La Ford Runner se dio la vuela y el nuevo copiloto sacó su arma y le disparó tres veces a Carlos. Todo pasó demasiado rápido, cuando Rey superó los primeros segundos del shock, vio a su amigo tirado en el suelo, lleno de sangre. No entendía por qué los malandros le dispararon, por qué tanto odio, por qué habían atacado a su casi hermano y no a él que era el dueño del vehículo. Pero no había tiempo para pensar, cargó a Carlos en sus brazos lo mejor que pudo y lo llevó caminando a la clínica más cercana.

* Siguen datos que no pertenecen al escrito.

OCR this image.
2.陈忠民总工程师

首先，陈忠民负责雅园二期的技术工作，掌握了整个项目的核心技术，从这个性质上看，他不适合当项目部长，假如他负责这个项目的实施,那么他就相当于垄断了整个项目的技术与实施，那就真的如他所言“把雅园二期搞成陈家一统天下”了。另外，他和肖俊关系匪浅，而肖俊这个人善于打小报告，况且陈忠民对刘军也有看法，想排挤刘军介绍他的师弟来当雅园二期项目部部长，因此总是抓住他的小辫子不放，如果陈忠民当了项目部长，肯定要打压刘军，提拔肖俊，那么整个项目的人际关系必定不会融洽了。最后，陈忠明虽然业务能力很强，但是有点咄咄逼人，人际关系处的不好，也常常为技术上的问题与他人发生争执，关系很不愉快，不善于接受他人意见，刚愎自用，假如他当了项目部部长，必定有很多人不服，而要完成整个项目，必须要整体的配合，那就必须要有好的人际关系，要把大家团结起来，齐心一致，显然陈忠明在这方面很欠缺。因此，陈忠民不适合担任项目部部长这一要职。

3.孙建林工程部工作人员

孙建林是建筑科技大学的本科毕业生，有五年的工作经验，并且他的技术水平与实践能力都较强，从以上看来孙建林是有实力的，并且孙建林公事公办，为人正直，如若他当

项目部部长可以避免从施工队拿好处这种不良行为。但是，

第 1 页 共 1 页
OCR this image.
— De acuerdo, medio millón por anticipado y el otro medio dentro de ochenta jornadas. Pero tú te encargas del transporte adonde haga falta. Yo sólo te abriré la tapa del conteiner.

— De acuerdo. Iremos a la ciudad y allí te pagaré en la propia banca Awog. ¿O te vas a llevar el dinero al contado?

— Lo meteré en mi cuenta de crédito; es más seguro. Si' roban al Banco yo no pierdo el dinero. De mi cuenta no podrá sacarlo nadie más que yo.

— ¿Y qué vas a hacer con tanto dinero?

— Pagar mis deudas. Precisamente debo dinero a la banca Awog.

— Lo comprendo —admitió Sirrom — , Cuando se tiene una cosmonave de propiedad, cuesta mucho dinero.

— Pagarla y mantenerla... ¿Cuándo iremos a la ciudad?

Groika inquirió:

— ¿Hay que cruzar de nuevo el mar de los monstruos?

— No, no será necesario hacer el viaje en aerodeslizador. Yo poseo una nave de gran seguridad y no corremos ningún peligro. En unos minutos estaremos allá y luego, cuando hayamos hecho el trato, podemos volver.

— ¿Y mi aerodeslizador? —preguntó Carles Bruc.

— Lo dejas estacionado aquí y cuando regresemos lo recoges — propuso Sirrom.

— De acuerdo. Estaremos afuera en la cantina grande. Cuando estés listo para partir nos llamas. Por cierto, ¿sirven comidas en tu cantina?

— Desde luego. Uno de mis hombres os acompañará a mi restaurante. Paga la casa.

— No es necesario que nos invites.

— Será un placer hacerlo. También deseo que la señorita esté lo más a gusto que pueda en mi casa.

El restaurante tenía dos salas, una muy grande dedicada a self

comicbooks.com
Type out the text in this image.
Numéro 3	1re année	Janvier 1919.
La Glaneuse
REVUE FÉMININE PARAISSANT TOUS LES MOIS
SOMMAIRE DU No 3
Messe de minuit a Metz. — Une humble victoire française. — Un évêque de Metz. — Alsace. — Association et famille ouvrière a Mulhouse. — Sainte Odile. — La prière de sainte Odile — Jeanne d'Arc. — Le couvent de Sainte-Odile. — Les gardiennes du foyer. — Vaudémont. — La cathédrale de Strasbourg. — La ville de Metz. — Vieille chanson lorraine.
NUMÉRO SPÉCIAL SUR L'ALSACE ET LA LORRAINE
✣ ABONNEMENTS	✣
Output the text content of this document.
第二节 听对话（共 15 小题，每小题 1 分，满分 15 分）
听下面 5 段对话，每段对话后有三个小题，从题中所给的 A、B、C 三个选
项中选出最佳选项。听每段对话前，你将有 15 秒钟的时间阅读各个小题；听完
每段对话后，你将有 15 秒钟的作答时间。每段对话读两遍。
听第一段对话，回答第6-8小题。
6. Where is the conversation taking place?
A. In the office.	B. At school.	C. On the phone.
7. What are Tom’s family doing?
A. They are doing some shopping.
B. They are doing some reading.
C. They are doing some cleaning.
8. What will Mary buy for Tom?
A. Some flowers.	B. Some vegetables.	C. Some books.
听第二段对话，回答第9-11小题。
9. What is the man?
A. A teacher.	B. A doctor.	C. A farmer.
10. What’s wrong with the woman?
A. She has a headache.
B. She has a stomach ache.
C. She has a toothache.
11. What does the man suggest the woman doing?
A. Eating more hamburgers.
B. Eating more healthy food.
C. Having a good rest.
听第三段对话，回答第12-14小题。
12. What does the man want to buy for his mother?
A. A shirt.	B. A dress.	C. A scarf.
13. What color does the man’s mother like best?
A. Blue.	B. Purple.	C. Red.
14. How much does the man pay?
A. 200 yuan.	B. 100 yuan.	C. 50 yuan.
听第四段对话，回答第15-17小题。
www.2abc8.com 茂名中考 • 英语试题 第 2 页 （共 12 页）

Fueron los diez minutos más largos de su vida, la gente los veía caminar pero no los ayudaba, era más grande su miedo que su generosidad. Mientras caminaba lo más rápido que podía, le daba palabras de aliento a su amigo. Carlos ni le contestaba, pero Rey no desistía. Llegaron a la clínica, al principio nadie los quería atender porque quienes son atacados con armas de fuego son un peligro para los centros de salud. Pueden ser el resultado de un enfrentamiento entre bandas que termina en un tiroteo en la sala de emergencias. Pero Rey no se rendía, logró que un doctor los atendiera. No había nada que hacer: Carlos llegó muerto.